When Great Ormond Street Hospital was ready for its Epic EHR go-live, the London pediatric facility had plenty of friends from across the pond to help.
Seventy-three providers from Children’s Hospital of Philadelphia volunteered for the IT mission, with airfare and lodging underwritten by Great Ormond Street Hospital.
They arrived in two shifts before and after Easter—each for a week at a time. CHOP is one of a handful of pediatric hospitals from across the globe participating in the install, which emphasized having nurses training nurses, specialists training specialists, and so on.
CHOP participants included physicians and nurses from numerous inpatient and outpatient departments, such as nephrology, hematology and immunology.
Dr. Bimal Desai, CHOP’s chief health informatics officer, said he offered clinicians the opportunity via email, not knowing how many would respond. “I was a little bit overwhelmed by the response we got,” he said. “Which is probably a bit naive, because no one’s going to turn down a free trip to London in the spring.”
But for CHOP, it’s not just about the trip. There’s a “deep historic connection,” Desai said.
Shortly after Great Ormond Street Hospital opened its doors in 1852, Dr.

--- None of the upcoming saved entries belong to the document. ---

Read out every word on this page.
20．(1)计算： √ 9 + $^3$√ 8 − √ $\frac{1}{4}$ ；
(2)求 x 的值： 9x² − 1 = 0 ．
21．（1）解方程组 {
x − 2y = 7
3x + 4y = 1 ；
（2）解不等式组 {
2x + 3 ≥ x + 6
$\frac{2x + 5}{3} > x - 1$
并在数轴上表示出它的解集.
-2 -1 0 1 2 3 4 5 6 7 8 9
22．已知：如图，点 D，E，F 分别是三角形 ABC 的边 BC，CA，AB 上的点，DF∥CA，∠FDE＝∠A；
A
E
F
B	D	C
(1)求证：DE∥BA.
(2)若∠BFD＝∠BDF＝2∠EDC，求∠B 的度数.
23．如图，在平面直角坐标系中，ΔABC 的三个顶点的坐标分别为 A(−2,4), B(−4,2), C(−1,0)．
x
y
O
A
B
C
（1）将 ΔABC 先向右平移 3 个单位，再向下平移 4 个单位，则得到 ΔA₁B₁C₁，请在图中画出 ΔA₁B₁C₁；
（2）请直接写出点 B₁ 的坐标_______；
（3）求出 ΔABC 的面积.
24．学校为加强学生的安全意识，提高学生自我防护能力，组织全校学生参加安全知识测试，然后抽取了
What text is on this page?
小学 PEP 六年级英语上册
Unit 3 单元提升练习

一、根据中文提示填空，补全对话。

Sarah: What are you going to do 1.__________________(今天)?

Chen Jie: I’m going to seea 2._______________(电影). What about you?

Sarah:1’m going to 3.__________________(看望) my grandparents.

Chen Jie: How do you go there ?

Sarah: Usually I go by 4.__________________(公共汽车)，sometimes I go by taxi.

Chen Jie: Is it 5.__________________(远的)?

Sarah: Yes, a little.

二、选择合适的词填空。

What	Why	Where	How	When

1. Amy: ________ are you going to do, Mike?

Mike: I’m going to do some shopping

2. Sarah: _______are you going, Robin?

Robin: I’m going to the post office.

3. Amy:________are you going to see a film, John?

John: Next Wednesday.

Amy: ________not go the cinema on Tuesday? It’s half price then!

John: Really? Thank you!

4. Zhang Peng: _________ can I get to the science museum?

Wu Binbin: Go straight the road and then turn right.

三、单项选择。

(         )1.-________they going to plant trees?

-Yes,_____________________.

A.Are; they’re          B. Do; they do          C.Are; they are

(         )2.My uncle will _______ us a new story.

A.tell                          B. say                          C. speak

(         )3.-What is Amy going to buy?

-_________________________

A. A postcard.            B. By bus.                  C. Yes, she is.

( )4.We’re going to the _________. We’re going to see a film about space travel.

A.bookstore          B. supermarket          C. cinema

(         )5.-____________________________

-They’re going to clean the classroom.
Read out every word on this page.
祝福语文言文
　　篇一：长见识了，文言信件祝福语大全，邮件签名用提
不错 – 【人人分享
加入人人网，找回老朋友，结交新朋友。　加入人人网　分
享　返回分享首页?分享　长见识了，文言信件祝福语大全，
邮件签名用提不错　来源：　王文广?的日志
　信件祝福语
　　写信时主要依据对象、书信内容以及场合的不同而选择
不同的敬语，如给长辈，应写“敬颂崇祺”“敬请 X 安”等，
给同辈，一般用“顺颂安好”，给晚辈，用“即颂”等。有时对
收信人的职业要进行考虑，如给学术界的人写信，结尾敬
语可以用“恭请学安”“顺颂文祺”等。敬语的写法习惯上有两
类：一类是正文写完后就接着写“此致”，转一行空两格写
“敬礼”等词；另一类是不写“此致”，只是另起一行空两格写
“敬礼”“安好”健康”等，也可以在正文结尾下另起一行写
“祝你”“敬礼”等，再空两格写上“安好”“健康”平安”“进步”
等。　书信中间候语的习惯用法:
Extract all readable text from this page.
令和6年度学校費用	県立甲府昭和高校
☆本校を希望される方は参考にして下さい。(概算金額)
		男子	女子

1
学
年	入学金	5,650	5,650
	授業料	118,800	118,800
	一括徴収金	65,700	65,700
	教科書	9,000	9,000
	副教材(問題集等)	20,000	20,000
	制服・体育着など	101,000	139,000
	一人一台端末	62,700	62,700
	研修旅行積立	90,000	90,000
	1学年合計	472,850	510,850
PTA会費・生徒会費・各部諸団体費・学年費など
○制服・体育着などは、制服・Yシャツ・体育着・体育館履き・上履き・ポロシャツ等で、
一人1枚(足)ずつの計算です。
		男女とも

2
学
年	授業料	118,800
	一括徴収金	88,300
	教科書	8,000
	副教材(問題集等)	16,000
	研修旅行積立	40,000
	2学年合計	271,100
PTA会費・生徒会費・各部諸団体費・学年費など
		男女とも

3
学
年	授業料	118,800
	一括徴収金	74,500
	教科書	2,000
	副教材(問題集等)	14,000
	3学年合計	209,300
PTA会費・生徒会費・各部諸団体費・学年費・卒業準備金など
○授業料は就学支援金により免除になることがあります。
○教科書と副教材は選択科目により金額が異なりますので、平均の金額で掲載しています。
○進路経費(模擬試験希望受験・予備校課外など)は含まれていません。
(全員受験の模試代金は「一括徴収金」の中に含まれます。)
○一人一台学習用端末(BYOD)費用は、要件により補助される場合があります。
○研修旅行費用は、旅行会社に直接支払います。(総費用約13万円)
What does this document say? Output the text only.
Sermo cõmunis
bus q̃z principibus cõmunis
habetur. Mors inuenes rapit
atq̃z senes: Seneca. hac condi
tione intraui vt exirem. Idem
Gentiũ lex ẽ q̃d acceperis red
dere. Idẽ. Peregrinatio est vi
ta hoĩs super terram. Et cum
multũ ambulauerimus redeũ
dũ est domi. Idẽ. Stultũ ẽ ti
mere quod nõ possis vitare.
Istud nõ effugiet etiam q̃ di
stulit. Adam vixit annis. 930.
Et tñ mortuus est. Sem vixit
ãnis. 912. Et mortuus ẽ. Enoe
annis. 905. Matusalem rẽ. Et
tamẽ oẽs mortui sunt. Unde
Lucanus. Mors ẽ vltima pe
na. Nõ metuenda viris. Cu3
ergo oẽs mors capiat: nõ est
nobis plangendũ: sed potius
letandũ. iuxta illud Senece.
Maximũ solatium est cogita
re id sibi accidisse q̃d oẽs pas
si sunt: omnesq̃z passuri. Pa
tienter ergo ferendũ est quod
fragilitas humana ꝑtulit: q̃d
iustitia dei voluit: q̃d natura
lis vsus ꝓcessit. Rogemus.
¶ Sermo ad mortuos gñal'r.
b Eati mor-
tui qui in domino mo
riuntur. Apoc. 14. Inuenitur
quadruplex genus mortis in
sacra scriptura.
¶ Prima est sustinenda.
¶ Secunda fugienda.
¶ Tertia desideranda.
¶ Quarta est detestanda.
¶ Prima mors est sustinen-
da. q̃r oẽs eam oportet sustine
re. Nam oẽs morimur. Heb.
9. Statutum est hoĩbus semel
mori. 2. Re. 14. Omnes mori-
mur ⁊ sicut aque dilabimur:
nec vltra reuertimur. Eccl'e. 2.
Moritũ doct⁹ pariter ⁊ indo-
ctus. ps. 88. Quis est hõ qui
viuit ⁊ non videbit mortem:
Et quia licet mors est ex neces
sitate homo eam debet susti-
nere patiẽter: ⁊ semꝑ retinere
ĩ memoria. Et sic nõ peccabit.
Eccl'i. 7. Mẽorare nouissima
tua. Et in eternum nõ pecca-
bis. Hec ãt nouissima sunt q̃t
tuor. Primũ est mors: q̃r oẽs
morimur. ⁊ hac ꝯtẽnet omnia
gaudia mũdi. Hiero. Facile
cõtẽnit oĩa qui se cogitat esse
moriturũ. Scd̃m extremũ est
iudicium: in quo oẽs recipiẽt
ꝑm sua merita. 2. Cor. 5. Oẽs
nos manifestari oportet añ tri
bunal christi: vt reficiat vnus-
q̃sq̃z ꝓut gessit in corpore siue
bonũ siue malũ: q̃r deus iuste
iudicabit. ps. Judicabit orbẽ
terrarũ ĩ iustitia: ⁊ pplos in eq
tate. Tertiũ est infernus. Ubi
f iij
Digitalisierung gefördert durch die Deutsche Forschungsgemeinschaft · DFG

Francis West Lewis—who would go on to found CHOP—visited the London facility, which inspired him to establish a pediatric hospital in the U.S. CHOP opened in 1855.
This time around, “we were actually introduced by Epic,” Desai said of how he connected with leadership at Great Ormond Street Hospital before the go-live. CHOP deployed an Epic EHR in 2011. “Along the way, we kept running into each other at other conferences—Epic conferences, HIMSS.”
“It’s this really nice bookend,” he said.
Correction: An earlier version of this story misstated who paid for the CHOP employees' travel and lodging in London. Great Ormond Street Hospital took care of those expenses.